Researchers at Brigham and Women’s Hospital are using an integrated systems approach based on genetic information, publicly available databases, zebrafish chemical screens, machine learning and mouse models to identify environmental chemicals that promote intestinal inflammation. In Nature they report on a pathway that normally controls intestinal inflammation and is disrupted by a widely used weed killer, propyzamide.

The authors are Liliana M. Sanmarco, PhD, a research fellow at the Ann Romney Center for Neurologic Diseases, Chun-Cheih Chao, PhD, formerly a research fellow there, Francisco J. Quintana, PhD, a scientist at the Center, and colleagues.

Screening Environmental Chemicals

The Environmental Protection Agency (EPA) maintains ToxCast, a data repository on chemicals used in industry, agriculture and consumer products.

Using ToxCast the research team identified 111 environmental chemicals active in bioassays linked to genetic pathways associated with IBD development, such as tumor necrosis factor, interferon, interleukin-1β, JAK/STAT, peroxisome proliferator-activated receptor, and aryl hydrocarbon receptor (AHR) signaling.

Those chemicals were further evaluated in a zebrafish model of intestinal inflammation. In the end the team identified four chemicals that suppressed zebrafish intestinal inflammation and 13 chemicals that boosted it.

Applying Machine Learning

To identify additional environmental chemicals in the ToxCast database that regulate intestinal inflammation, the researchers trained a machine learning algorithm on the four chemicals that suppressed intestinal inflammation, the 13 chemicals that boosted it, and 13 representative chemicals that had no effect in the initial zebrafish screen.

In brief, of the top 20 chemicals the algorithm predicted to be pro-inflammatory, 11 are used in agriculture. The team selected propyzamide for further study because it’s used on fruits, vegetables, and other crops; in ornamental gardens; and golf courses and sports fields.

Effects of Propyzamide

Propyzamide promoted intestinal inflammation in zebrafish by interfering with AHR anti-inflammatory responses.
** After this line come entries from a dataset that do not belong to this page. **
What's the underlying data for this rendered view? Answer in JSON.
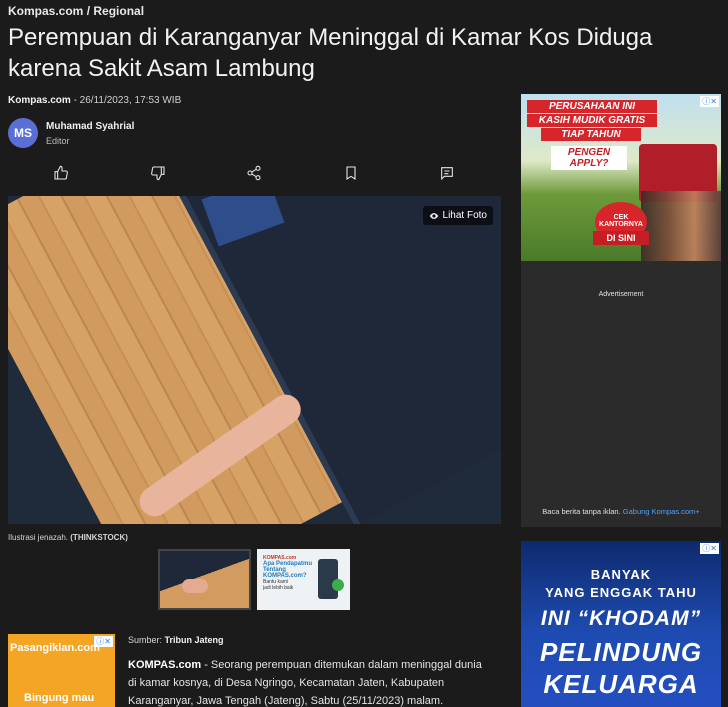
{
  "breadcrumb": {
    "site": "Kompas.com",
    "sep": " / ",
    "section": "Regional"
  },
  "article": {
    "title": "Perempuan di Karanganyar Meninggal di Kamar Kos Diduga karena Sakit Asam Lambung",
    "publisher": "Kompas.com",
    "datetime": " - 26/11/2023, 17:53 WIB",
    "author": {
      "initials": "MS",
      "name": "Muhamad Syahrial",
      "role": "Editor"
    },
    "lihat_foto": "Lihat Foto",
    "caption": "Ilustrasi jenazah.",
    "caption_credit": "(THINKSTOCK)",
    "source_label": "Sumber: ",
    "source_name": "Tribun Jateng",
    "lead_bold": "KOMPAS.com",
    "lead_text": " - Seorang perempuan ditemukan dalam meninggal dunia di kamar kosnya, di Desa Ngringo, Kecamatan Jaten, Kabupaten Karanganyar, Jawa Tengah (Jateng), Sabtu (25/11/2023) malam."
  },
  "actions": {
    "icons": [
      "thumbs-up-icon",
      "thumbs-down-icon",
      "share-icon",
      "bookmark-icon",
      "comment-icon"
    ]
  },
  "thumb_ad": {
    "brand": "KOMPAS.com",
    "line1": "Apa Pendapatmu",
    "line2": "Tentang",
    "line3": "KOMPAS.com?",
    "line4": "Bantu kami",
    "line5": "jadi lebih baik"
  },
  "ads": {
    "left": {
      "brand": "Pasangiklan.com",
      "text": "Bingung mau"
    },
    "sidebar1": {
      "line1": "PERUSAHAAN INI",
      "line2": "KASIH MUDIK GRATIS",
      "line3": "TIAP TAHUN",
      "line4": "PENGEN APPLY?",
      "cek": "CEK KANTORNYA",
      "disini": "DI SINI"
    },
    "advertisement_label": "Advertisement",
    "no_ads_text": "Baca berita tanpa iklan. ",
    "no_ads_link": "Gabung Kompas.com+",
    "sidebar2": {
      "line1": "BANYAK",
      "line2": "YANG ENGGAK TAHU",
      "line3": "INI “KHODAM”",
      "line4": "PELINDUNG",
      "line5": "KELUARGA"
    },
    "close_label": "ⓘ✕"
  }
}
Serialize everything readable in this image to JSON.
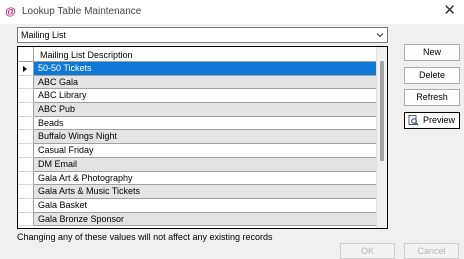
{
  "window": {
    "title": "Lookup Table Maintenance",
    "app_icon": "@",
    "close_glyph": "✕"
  },
  "combo": {
    "selected": "Mailing List"
  },
  "grid": {
    "column_header": "Mailing List Description",
    "selected_index": 0,
    "rows": [
      "50-50 Tickets",
      "ABC Gala",
      "ABC Library",
      "ABC Pub",
      "Beads",
      "Buffalo Wings Night",
      "Casual Friday",
      "DM Email",
      "Gala Art & Photography",
      "Gala Arts & Music Tickets",
      "Gala Basket",
      "Gala Bronze Sponsor"
    ]
  },
  "buttons": {
    "new": "New",
    "delete": "Delete",
    "refresh": "Refresh",
    "preview": "Preview",
    "ok": "OK",
    "cancel": "Cancel"
  },
  "note": "Changing any of these values will not affect any existing records",
  "colors": {
    "selection": "#0d78d6",
    "alt_row": "#e4e4e4",
    "app_icon": "#c1187c"
  }
}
Normally, AHR suppresses pro-inflammatory responses driven by NF-κB–C/EBPβ signaling:

  • NF-κB has key roles in inflammation because it promotes TH1 and TH17 cell differentiation through effects on antigen-presenting cells and T cells
  • Activation of NF-κB in dendritic cells and T cells promotes expression of C/EBPβ, a transcription factor that’s been genetically linked to IBD

The next step will be identifying agents that can enhance the anti-inflammatory effect of AHR and therapies that suppress the pro-inflammatory NF-κB–C/EBPβ response; the investigators are actively working in this direction. In addition, the researchers plan to continue their systematic investigation of environmental factors and mechanisms of pathogenesis in IBD and other inflammatory diseases, to identify additional therapeutic targets. Indeed, the investigators are using the platform they developed to screen for novel anti-inflammatory molecules.